Essentially, the Bush group’s thinking about terrorism is as obsolete as its latent dreams of imperialist glory in Mesopotamia. And the price we are paying for an unnecessary war is an amplified terrorist threat.
# posted by roger : 1:08 PM

3 comments:

P.M.Lawrence said...

"in the eighteenth century, that the aristocratic/monarchic form of governance was either overthrown or reformed away."

That's out by over a century in many European countries. Even in France the ancien regime had a final fifteen years of attempted recovery after Napoleon.

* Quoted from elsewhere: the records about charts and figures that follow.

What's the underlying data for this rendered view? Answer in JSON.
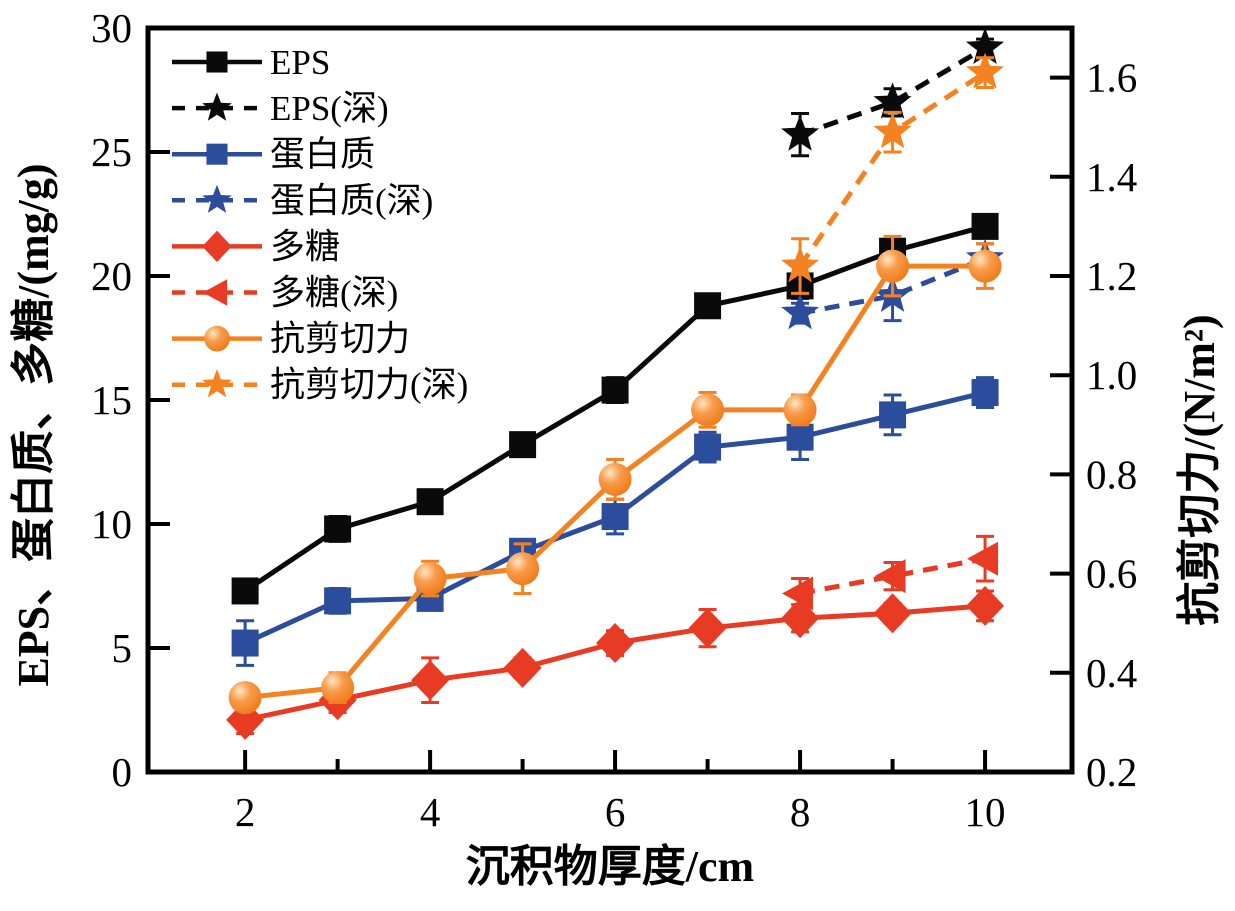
{
  "chart_data": {
    "type": "line",
    "title": "",
    "xlabel": "沉积物厚度/cm",
    "ylabel_left": "EPS、蛋白质、多糖/(mg/g)",
    "ylabel_right": "抗剪切力/(N/m²)",
    "grid": false,
    "legend_position": "upper-left-inside",
    "x_range": [
      0.95,
      10.94
    ],
    "y_left_range": [
      0,
      30
    ],
    "y_right_range": [
      0.2,
      1.7
    ],
    "x_ticks_major": [
      2,
      4,
      6,
      8,
      10
    ],
    "x_ticks_minor": [
      3,
      5,
      7,
      9
    ],
    "y_left_ticks": [
      0,
      5,
      10,
      15,
      20,
      25,
      30
    ],
    "y_right_ticks": [
      0.2,
      0.4,
      0.6,
      0.8,
      1.0,
      1.2,
      1.4,
      1.6
    ],
    "colors": {
      "black": "#0a0a0a",
      "blue": "#2b4d9c",
      "red": "#e83b24",
      "orange": "#f58220"
    },
    "series": [
      {
        "name": "EPS",
        "axis": "left",
        "color": "#0a0a0a",
        "line": "solid",
        "marker": "square",
        "x": [
          2,
          3,
          4,
          5,
          6,
          7,
          8,
          9,
          10
        ],
        "y": [
          7.3,
          9.8,
          10.9,
          13.2,
          15.4,
          18.8,
          19.6,
          21.0,
          22.0
        ],
        "err": [
          0.4,
          0.5,
          0.4,
          0.4,
          0.5,
          0.4,
          0.5,
          0.4,
          0.35
        ]
      },
      {
        "name": "EPS(深)",
        "axis": "left",
        "color": "#0a0a0a",
        "line": "dashed",
        "marker": "star",
        "x": [
          8,
          9,
          10
        ],
        "y": [
          25.7,
          27.0,
          29.2
        ],
        "err": [
          0.85,
          0.55,
          0.35
        ]
      },
      {
        "name": "蛋白质",
        "axis": "left",
        "color": "#2b4d9c",
        "line": "solid",
        "marker": "square",
        "x": [
          2,
          3,
          4,
          5,
          6,
          7,
          8,
          9,
          10
        ],
        "y": [
          5.2,
          6.9,
          7.0,
          8.9,
          10.3,
          13.1,
          13.5,
          14.4,
          15.3
        ],
        "err": [
          0.9,
          0.5,
          0.35,
          0.45,
          0.7,
          0.6,
          0.9,
          0.8,
          0.6
        ]
      },
      {
        "name": "蛋白质(深)",
        "axis": "left",
        "color": "#2b4d9c",
        "line": "dashed",
        "marker": "star",
        "x": [
          8,
          9,
          10
        ],
        "y": [
          18.5,
          19.2,
          20.7
        ],
        "err": [
          0.4,
          1.0,
          0.6
        ]
      },
      {
        "name": "多糖",
        "axis": "left",
        "color": "#e83b24",
        "line": "solid",
        "marker": "diamond",
        "x": [
          2,
          3,
          4,
          5,
          6,
          7,
          8,
          9,
          10
        ],
        "y": [
          2.1,
          2.9,
          3.7,
          4.2,
          5.2,
          5.8,
          6.2,
          6.4,
          6.7
        ],
        "err": [
          0.55,
          0.5,
          0.9,
          0.4,
          0.5,
          0.75,
          0.55,
          0.4,
          0.6
        ]
      },
      {
        "name": "多糖(深)",
        "axis": "left",
        "color": "#e83b24",
        "line": "dashed",
        "marker": "triangle-left",
        "x": [
          8,
          9,
          10
        ],
        "y": [
          7.2,
          7.9,
          8.6
        ],
        "err": [
          0.6,
          0.55,
          0.9
        ]
      },
      {
        "name": "抗剪切力",
        "axis": "right",
        "color": "#f58220",
        "line": "solid",
        "marker": "sphere",
        "x": [
          2,
          3,
          4,
          5,
          6,
          7,
          8,
          9,
          10
        ],
        "y": [
          0.35,
          0.37,
          0.59,
          0.61,
          0.79,
          0.93,
          0.93,
          1.22,
          1.22
        ],
        "err": [
          0.025,
          0.03,
          0.035,
          0.05,
          0.04,
          0.035,
          0.03,
          0.06,
          0.045
        ]
      },
      {
        "name": "抗剪切力(深)",
        "axis": "right",
        "color": "#f58220",
        "line": "dashed",
        "marker": "star",
        "x": [
          8,
          9,
          10
        ],
        "y": [
          1.22,
          1.49,
          1.61
        ],
        "err": [
          0.055,
          0.04,
          0.03
        ]
      }
    ]
  }
}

I actually pointed out the sensitivity of the Pakistan issue in an article I wrote in October 2001. None of this trouble looming up now is a surprise; no hindsight was necessary.

roger said...

Reform of the monarchic system a la Louis XIV happened under the regency, and - after a return under Louis XV - happened again under Louis XVI, who, after all, precipitated the fall of the Bastille by firing Necker. Compare the Necker episode with the way Louis XIV treated Colbert and you will see - as I said - reform making a tremendous difference. In Prussia, the constraints on Monarchy were tied to another history. And in Spain, the monarchy was the vector for reform, such as it was, of the enlightenment philosophes, like Feijoo. But in all these cases reform is, as I correctly located it, happening in the 18th century.

P.M.Lawrence said...

While reform did indeed happen in the 18th century, the point I was trying to bring out was that it didn't reach the pitch of reforming things away for a good long while after that. I have myself spoken to an Austrian whose name I forget, whose parents were of the "Privatier" class, i.e. in receipt of a state pension that had been brought in to buy out feudal privileges in an earlier generation. While the feudal part was long gone, it worked through this proxy well into living memory.